In fact, I once attended a course in Jazz Piano Music there at The Billy Mayerl School of Music in my teens. It was a very old fashioned place, almost like a church in those days, with a very prim receptionist inside the front door, who would direct you to the department of your choice. She always spoke in hushed tones, and made you feel as though you should genuflect before speaking to her. Or at least look around for a holy water font. She must have been shocked when someone, seeking the piano department, asked her:

Where do I go to get felt?” 

Jim McCartney bought a trumpet from Rushworth’s, then Europe’s largest music house, and also somewhere that would allow him to exchange the instrument for a £25 German guitar.

“The story goes that he couldn’t play it because he was left handed so he had to turn the strings round the other way”, Jonathan Rushworth, great-great grandson of Rushworth’s founder recalls.

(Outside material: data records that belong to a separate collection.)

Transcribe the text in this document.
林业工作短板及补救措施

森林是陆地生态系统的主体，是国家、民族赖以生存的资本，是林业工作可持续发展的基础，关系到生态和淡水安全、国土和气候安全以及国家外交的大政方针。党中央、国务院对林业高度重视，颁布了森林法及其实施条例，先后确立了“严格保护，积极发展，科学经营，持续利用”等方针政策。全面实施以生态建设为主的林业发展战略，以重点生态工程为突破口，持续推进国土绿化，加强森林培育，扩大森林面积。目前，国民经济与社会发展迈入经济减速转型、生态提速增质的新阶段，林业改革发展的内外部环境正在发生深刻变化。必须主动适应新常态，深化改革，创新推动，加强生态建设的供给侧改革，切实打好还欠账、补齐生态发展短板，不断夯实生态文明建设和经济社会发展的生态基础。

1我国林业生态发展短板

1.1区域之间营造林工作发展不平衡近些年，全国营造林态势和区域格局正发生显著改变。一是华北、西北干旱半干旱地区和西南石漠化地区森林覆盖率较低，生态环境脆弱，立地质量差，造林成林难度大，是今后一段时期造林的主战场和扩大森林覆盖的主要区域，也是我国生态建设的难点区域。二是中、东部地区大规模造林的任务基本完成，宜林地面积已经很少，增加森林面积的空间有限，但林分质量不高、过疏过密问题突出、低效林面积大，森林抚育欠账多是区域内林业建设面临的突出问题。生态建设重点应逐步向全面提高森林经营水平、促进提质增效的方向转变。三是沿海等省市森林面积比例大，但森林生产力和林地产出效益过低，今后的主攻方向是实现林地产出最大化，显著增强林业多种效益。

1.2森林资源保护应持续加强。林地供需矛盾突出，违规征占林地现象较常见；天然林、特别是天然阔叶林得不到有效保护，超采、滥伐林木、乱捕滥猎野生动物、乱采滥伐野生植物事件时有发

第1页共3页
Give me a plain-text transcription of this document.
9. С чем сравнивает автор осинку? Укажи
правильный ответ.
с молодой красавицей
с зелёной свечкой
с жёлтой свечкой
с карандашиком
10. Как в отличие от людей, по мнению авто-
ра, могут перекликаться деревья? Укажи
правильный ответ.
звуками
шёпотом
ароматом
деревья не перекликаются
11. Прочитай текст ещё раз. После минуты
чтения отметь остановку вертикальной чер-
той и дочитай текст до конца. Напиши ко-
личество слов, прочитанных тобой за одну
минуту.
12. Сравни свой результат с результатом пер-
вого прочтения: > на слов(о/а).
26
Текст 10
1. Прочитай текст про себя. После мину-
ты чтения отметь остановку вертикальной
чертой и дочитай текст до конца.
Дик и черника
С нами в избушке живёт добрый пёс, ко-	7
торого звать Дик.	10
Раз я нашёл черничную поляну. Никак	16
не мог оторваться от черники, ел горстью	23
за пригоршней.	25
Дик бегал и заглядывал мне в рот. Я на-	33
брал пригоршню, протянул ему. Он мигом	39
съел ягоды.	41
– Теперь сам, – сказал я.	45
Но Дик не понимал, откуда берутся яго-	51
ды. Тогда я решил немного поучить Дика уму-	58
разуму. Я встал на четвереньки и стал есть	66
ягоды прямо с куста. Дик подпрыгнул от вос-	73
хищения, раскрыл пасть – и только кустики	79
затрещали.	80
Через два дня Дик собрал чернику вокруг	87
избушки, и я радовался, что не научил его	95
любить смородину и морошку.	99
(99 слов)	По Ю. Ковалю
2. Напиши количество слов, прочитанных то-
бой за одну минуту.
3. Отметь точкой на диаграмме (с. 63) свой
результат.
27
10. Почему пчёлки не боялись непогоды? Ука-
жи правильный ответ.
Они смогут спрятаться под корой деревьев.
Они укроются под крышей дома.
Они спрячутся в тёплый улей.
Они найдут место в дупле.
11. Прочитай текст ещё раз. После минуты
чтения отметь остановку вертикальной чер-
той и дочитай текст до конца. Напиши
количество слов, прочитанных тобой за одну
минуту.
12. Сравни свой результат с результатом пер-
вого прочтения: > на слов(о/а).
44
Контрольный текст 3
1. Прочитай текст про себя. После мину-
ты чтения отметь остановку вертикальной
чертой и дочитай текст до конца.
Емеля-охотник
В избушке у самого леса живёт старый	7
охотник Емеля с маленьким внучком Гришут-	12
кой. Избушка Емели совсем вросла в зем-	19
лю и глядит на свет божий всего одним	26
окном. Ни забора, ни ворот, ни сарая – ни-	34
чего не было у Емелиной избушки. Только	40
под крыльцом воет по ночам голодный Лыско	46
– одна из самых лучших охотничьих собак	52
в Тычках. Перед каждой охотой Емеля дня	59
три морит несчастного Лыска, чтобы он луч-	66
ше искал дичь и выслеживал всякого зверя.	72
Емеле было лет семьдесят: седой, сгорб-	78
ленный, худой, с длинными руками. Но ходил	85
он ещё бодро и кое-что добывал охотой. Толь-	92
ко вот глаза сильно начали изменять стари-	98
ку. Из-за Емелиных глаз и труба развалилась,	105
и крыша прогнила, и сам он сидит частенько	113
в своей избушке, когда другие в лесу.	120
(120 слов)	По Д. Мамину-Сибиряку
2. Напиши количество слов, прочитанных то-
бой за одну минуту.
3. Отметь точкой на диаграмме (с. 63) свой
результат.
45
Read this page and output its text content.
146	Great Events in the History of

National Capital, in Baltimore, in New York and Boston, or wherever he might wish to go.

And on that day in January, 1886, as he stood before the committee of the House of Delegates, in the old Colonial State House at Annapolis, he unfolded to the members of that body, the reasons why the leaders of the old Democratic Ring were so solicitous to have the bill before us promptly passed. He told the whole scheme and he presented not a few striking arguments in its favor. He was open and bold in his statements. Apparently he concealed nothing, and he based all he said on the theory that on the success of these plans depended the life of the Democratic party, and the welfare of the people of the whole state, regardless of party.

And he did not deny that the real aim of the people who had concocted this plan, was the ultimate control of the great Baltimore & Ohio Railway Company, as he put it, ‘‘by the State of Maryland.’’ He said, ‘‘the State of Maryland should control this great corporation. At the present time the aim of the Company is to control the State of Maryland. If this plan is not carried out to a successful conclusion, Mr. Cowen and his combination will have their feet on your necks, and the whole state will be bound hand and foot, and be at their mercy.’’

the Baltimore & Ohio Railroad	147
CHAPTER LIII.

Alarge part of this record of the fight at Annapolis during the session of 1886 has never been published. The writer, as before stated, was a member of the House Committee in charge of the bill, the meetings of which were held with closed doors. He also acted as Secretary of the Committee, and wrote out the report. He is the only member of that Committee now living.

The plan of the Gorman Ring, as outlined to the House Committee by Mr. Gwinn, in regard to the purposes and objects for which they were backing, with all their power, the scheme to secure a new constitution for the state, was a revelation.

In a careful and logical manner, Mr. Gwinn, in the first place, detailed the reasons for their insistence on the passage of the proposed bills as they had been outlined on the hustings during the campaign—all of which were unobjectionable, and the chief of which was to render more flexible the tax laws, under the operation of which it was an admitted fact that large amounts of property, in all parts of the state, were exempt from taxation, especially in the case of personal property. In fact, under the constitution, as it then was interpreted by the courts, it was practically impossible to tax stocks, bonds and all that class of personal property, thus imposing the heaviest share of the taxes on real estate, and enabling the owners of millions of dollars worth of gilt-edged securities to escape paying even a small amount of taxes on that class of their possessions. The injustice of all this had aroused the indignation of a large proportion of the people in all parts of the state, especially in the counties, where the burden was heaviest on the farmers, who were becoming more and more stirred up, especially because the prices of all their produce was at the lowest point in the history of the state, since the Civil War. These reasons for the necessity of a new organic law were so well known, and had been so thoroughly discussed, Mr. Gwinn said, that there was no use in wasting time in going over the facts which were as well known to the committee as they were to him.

The Beatles’ connection with the store continued when, in September 1962, having just secured their first recording contract, John Lennon and George Harrison bought 2 Gibson guitars, imported from Chicago. Never a man to miss an opportunity, Jonathan’s father, James Rushworth ensured a camera was on hand to capture the presentation. The photograph, in which Harrison sports the remnants of a black eye sustained in a Pete Best-related Cavern scuffle, hung on the shop wall for decades.